Remember when you had to download an entire 500MB image of iOS, just to plug a security vulnerability? Updates for iOS 5 will be released in delta form, meaning only the parts that change are what has to be downloaded. And because they’re smaller, they now come to you over the air and can be installed sans-PC.
AirPlay Mirroring (for iPad 2 and iPhone 4S)
Second-generation AppleTV owners get video mirroring of their iPad 2s without wires. To be verbose, it’s the entire UI, not just select content (like a photos or a video) like on all other AirPlay-enabled devices. Think of it as the wireless equivalent of the HDMI or VGA accessory cables for the iPad 2 and something to watch when game developers start exploiting it.
Multitasking gestures (for iPad 2)
You’ll recall that developers could enable these on the original iPad back in iOS 4. Four- and five-finger swipes are the name of the game here, allowing you to jump to and from apps without double tapping the home button or making a roundtrip to the springboard.

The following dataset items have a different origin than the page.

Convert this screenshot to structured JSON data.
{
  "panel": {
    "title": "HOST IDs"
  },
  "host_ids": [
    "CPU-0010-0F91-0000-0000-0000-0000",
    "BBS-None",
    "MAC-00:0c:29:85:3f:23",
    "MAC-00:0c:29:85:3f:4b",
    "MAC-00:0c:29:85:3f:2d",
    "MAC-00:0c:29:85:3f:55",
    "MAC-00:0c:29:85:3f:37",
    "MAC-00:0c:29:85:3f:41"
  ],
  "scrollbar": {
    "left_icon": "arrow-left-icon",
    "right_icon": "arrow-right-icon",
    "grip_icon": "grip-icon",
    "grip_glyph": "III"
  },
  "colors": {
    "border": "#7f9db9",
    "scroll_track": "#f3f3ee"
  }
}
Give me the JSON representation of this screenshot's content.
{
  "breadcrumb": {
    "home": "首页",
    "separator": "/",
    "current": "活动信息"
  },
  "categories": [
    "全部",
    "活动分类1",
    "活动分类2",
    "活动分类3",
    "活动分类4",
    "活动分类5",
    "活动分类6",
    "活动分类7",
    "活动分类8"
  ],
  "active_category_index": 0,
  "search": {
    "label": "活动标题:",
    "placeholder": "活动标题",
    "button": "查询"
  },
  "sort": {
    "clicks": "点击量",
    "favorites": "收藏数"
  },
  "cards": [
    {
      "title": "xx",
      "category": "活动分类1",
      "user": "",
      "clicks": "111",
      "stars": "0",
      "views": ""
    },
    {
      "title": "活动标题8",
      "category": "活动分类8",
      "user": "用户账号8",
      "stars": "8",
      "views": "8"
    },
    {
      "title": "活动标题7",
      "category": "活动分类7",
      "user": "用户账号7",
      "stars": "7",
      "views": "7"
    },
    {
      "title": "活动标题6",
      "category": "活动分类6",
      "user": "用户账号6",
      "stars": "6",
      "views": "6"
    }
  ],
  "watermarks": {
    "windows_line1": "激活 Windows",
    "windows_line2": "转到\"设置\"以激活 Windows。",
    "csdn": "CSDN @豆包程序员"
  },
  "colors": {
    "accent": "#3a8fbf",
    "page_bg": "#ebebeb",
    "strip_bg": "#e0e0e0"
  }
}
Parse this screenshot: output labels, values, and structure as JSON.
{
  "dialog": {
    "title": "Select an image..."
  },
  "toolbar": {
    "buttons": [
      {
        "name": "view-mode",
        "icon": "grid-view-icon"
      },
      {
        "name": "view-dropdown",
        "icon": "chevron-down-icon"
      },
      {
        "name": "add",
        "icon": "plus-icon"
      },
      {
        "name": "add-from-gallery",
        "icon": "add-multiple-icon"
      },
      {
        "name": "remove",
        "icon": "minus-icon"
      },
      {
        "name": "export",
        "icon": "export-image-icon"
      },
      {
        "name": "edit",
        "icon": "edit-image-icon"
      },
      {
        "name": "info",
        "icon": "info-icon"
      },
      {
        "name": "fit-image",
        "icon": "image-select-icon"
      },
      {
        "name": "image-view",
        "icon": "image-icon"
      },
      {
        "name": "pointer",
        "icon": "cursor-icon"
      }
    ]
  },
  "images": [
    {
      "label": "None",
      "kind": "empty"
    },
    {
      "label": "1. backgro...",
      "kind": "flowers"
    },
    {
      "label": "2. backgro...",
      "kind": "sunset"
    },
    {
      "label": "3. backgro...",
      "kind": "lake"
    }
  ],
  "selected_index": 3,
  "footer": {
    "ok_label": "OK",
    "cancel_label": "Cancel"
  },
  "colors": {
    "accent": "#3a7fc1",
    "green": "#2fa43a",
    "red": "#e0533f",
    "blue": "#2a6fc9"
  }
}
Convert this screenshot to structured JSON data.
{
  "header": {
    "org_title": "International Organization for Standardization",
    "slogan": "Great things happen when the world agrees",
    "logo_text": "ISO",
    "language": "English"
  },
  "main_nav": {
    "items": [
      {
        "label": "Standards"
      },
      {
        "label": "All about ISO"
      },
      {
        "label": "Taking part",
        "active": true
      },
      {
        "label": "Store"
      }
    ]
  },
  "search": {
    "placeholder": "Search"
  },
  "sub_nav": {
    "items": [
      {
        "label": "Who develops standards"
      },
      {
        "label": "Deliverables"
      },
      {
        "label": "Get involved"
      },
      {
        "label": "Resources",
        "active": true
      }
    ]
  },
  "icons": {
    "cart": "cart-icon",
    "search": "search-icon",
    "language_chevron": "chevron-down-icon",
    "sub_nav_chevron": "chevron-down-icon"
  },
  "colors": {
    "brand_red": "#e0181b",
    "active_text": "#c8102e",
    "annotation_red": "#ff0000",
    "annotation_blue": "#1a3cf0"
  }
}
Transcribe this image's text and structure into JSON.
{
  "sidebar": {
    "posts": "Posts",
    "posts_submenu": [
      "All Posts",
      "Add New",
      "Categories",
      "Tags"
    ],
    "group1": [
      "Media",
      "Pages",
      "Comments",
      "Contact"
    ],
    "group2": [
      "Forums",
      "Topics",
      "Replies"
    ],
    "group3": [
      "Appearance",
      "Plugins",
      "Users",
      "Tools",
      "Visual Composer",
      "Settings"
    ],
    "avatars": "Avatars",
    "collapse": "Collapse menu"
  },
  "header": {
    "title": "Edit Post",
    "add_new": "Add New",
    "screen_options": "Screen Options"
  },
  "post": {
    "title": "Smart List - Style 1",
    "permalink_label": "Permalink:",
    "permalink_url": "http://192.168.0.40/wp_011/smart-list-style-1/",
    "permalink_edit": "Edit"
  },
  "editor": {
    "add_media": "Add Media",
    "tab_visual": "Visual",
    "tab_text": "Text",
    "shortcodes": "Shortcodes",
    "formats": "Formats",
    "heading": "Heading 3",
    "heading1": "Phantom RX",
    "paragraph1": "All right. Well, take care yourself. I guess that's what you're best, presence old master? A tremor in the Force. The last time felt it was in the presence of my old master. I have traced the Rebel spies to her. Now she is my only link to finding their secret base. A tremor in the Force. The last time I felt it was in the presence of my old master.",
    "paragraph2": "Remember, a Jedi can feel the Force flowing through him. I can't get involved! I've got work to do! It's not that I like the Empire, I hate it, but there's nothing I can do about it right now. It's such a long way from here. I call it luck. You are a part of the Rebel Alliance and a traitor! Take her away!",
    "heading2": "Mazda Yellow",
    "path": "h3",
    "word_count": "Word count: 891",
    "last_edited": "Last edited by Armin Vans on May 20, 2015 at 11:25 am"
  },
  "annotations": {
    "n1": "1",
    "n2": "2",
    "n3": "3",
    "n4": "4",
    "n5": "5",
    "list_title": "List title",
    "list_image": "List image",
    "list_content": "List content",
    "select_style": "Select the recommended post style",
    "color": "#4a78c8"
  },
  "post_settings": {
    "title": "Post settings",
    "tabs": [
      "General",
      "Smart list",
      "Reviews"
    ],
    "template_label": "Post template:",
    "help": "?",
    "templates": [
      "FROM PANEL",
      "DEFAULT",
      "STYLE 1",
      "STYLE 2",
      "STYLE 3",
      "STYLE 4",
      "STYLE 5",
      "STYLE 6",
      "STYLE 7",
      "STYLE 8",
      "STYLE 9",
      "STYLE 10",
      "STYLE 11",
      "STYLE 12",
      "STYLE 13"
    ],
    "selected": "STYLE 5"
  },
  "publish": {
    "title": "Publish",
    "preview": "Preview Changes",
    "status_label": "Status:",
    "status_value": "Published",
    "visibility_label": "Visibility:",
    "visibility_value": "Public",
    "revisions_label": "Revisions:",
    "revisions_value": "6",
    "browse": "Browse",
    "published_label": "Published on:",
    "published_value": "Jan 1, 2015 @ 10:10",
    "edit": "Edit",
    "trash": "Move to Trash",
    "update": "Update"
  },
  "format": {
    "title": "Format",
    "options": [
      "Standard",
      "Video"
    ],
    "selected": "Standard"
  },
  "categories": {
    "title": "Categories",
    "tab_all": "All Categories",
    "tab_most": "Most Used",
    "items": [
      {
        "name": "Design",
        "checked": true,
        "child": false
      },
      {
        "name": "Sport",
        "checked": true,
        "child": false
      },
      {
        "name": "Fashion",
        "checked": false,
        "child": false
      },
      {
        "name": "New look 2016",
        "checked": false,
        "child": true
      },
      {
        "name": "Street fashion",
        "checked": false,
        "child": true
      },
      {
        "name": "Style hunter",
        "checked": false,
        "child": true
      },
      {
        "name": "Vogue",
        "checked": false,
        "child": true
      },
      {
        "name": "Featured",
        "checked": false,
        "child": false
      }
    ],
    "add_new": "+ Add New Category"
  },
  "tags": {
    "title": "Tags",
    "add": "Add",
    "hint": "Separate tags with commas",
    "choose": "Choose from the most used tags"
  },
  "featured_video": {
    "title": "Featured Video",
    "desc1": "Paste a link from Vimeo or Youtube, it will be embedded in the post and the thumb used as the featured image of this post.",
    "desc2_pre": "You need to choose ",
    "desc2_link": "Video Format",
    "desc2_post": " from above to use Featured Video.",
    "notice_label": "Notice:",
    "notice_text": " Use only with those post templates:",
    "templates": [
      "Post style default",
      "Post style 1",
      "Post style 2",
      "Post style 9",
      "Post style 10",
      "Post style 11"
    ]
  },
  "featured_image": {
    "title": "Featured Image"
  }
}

Flags and rich text editing make an appearance in this release, but we were most impressed by the gesture that reveals mailboxes when you’re using your iPad in portrait mode. Just flick right from the left edge to make managing emails in portrait mode, oh-so much easier.
It’s not a looker (maybe we’ve been spoiled by apps like Flow or Orchestra), but we suppose it gets the job done. The killer feature however, is the location-based alerts, which can be triggered upon arriving or leaving certain places. When combined with Siri, game over.
It’s just a centralized place where all your favorite magazines and periodicals live. Those zines have also been relegated to a new section of the store and also gain the priviledge of new updates that download in the background.
Other miscellany we didn’t get to play with (yet):
Dictation (4S only)
Android users have been enjoying voice-to-text translation for what seems like eons, and with iOS 5, Apple also supports the feature. However despite being demoed at the “Let’s Talk iPhone” event it would appear the feature is only available to iPhone 4S owners — we’ll add impressions here when get to play with it.
The $24.99 service debuts “late October,” so we’ll circle back then with impressions on Apple’s foray into music subscriptions.
While the distance between iOS and its contemporaries has shrunk, Apple’s baby is certainly more polished and feature-complete than it ever has been. With gripes like notifications and wireless sync behind us, Apple’s been able to hone in on breaking new ground with features like Siri, iCloud and iMessage — all in an extremely refined way.
And that’s when it hit us. Other than turn-by-turn navigation, more multitasking APIs and some delectable widgets, there isn’t much, headline-wise, left on Apple’s hit list for iOS 6. The OS that once was functionally limited, yet smooth and pretty, has blossomed into something that is powerful and yet also slick. It’s certainly not the OS for everyone, but from a macro perspective, you really can’t argue with it’s laser focus on attention to detail.